No es como si DongHyuck lo supiese tampoco. Ni RenJun ni él lo sabían. Era un secreto entre Jeno y él mismo, sólo eso. Un secreto que luchaba por mantenerse así, secreto, pero que cada día se hacía más complicado el poder ocultarlo. Era normal, después de todo, porque, la verdad siempre sale a la luz en algún momento, ¿no? Ojalá lo hubiese sabido antes.
Se le hacía curioso cómo había ocurrido todo esto. Y es que él juraba de rodillas que amaba a RenJun incondicionalmente, y que no había forma de sacarlo de aquella inmersión, pero se equivocó, y resulta ser que, en vez de sacarlo de ahí, se metió en otro problema mucho peor, en donde ahora le gustaban dos. Dos chicos que eran sus mejores amigos.
Y es que, ¿cómo no iba a caer ante él? Si lo poseía todo. Era guapo, tenía buenos atributos, además de una linda personalidad, y porqué no decirlo, él también estaba enamorado de Jeno. Era algo recíproco, y eso le daba muchos puntos, y ventaja. No era un mal partido, después de todo. Aunque eso no le quita el hecho de que seguían siendo amigos, y que así debía de mantenerse.
Ambos eran perfectos a su manera, y ambos eran la mismísima perfección. RenJun era un chico complicado, pero que con sólo una sonrisa debilitaba hasta el ser más fuerte. Y DongHyuck con su cara de niño inocente y su personalidad de loco hacía del corazón de Jeno un hilo enredado hasta el punto de no poder desatarlo.

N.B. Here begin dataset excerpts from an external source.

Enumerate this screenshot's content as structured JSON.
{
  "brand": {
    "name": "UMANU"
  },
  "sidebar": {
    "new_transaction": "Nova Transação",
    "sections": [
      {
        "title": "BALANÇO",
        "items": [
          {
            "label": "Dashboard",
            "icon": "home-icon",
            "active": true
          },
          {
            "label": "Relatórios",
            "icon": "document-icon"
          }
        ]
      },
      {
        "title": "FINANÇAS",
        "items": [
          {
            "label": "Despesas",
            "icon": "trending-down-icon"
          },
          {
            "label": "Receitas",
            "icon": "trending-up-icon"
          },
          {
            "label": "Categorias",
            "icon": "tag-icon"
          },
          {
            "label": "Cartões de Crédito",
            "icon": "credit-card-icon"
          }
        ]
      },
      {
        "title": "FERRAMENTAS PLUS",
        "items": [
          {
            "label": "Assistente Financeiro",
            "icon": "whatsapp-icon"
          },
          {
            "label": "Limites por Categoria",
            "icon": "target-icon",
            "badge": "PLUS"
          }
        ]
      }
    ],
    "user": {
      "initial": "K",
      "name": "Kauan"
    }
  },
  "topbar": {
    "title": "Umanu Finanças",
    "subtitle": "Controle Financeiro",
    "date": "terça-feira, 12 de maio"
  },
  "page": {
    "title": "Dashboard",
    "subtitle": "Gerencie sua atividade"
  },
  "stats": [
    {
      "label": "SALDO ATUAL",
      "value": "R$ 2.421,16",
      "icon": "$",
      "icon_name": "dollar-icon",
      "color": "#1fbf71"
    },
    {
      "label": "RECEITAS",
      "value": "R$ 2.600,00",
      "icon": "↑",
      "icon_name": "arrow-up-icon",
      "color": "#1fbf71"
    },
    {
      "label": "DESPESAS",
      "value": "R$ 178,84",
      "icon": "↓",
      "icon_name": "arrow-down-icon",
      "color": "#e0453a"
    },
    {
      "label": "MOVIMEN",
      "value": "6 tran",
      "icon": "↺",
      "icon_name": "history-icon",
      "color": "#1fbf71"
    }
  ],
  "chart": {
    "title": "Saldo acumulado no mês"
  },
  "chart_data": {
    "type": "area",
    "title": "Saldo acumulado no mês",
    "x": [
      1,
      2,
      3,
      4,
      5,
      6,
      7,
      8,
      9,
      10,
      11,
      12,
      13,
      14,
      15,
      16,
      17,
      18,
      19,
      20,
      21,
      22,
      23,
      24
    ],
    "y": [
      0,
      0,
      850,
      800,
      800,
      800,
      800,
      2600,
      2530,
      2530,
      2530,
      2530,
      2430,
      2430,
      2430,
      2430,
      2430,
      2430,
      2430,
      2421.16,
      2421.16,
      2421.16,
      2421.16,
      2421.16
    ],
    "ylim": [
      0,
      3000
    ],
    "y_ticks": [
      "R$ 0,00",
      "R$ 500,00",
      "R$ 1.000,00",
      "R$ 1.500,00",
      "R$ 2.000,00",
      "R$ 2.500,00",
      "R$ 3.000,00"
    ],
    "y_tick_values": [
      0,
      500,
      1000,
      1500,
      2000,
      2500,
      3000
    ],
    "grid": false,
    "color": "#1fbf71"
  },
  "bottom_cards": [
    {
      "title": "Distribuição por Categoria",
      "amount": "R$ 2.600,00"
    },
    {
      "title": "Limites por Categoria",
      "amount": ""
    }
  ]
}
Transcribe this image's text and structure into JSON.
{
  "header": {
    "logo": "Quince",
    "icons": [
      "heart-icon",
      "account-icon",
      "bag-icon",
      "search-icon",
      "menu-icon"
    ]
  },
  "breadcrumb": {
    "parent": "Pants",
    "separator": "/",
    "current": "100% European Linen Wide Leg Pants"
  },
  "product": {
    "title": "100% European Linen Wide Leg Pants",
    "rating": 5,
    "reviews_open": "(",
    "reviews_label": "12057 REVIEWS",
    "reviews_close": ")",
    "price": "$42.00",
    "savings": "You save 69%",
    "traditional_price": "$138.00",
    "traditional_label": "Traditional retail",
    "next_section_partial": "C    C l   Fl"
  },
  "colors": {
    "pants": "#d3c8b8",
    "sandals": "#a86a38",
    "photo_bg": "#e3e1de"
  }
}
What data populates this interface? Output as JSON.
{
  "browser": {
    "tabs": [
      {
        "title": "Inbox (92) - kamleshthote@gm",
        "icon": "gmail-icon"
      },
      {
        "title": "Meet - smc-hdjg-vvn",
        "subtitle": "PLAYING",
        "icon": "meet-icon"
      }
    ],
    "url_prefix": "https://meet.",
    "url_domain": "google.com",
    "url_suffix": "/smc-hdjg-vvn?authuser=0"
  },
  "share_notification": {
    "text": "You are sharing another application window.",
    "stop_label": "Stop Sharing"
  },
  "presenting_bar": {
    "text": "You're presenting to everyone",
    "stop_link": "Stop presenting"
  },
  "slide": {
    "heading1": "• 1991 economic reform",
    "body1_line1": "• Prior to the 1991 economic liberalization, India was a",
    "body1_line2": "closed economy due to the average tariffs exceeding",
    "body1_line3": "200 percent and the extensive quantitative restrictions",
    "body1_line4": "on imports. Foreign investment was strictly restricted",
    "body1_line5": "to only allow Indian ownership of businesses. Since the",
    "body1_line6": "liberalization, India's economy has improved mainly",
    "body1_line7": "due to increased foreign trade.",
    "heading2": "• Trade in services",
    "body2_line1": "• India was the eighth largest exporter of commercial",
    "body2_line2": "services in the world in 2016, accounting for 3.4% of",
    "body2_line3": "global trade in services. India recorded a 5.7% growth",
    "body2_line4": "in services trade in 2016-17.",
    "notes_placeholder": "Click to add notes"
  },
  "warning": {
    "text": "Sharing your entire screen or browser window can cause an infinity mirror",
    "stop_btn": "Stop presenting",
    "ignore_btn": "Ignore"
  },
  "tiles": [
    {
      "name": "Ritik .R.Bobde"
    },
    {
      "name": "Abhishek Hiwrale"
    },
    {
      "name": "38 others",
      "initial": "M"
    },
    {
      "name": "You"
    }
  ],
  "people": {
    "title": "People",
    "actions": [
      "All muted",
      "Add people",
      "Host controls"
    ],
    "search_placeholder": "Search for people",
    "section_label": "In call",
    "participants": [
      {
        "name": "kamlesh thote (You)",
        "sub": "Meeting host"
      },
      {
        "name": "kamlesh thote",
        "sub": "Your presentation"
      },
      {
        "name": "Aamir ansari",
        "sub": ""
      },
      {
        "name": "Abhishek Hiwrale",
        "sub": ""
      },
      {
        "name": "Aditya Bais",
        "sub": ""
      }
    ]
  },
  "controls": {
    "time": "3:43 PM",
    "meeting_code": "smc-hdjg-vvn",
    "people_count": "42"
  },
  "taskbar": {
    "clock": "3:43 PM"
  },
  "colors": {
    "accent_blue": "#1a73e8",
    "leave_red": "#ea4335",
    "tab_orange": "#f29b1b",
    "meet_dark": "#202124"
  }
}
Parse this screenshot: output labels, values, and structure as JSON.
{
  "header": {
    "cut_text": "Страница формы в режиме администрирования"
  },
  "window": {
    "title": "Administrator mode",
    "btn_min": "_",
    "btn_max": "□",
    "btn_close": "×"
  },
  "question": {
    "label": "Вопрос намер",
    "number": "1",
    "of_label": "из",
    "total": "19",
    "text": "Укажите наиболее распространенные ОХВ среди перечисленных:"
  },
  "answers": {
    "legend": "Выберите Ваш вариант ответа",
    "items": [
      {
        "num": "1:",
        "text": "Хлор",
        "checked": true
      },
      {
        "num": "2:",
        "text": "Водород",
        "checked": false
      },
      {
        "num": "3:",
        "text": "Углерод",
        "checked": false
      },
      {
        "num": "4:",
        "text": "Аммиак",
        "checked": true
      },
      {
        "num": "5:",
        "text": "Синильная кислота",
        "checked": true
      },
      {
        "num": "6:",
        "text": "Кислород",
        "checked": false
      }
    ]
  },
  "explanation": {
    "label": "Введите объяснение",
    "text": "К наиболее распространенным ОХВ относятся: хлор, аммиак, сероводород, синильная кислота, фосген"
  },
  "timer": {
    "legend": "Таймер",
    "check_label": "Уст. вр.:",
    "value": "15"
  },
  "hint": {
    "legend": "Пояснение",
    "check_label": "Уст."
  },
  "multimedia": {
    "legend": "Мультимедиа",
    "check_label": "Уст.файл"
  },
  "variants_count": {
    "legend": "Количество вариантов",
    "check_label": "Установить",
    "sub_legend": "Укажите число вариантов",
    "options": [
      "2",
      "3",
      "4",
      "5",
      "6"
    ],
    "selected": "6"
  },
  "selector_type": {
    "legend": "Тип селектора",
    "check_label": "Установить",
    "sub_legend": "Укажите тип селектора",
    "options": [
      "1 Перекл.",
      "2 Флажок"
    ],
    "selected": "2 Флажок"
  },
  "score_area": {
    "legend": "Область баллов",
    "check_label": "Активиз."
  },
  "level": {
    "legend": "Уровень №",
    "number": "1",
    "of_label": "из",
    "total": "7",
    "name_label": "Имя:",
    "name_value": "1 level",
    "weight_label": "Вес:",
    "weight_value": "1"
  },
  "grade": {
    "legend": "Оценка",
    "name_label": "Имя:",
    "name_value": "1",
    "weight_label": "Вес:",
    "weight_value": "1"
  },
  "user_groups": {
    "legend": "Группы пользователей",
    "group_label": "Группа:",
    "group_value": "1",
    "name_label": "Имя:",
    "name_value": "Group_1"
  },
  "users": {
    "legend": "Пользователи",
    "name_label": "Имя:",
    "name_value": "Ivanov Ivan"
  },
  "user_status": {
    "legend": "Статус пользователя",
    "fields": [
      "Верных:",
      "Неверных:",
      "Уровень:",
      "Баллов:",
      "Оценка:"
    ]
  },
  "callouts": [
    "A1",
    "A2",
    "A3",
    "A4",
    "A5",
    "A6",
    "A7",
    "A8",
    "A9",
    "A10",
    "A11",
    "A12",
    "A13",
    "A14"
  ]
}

—Jeno... —murmuró el chico, ronroneando al haber despertado recién. El susodicho giró su cabeza en dirección a quien estaba a su lado, y sonrió al verlo de esa manera. Sus ojos relajados y sus labios formando una ligera sonrisa le provocaban cosquillas en las entrañas. El sentimiento se intensificó cuando se dio cuenta de que el chico había dicho su nombre estando dormido.
¿Por qué no podía enamorarse de sólo uno? Qué frustrante.
Contemplaba su lindo rostro con cierta parsimonia, y, algo dubitativo, dirigió su mano hacia él, permitiéndose el poder sentirlo por unos momentos. Acarició su cara con suavidad, y, como si DongHyuck fuese eléctrico, una corriente se recorrió desde su diestra y cesando hasta en los últimos cabellos de su cabeza. No podía quitarse de la mente la idea de lo precioso que era, y de lo mucho que estuvo deseándolo en todo este tiempo sin saberlo. Sin embargo, tampoco podía dejar de pensar en lo mal que estaba todo esto, y en la maraña de lío que eran sus sentimientos en ese momento, porque, sólo podía elegir a uno, sin embargo ambos eran perfectos para él, y ambos tenían todo lo que a Jeno le gustaba.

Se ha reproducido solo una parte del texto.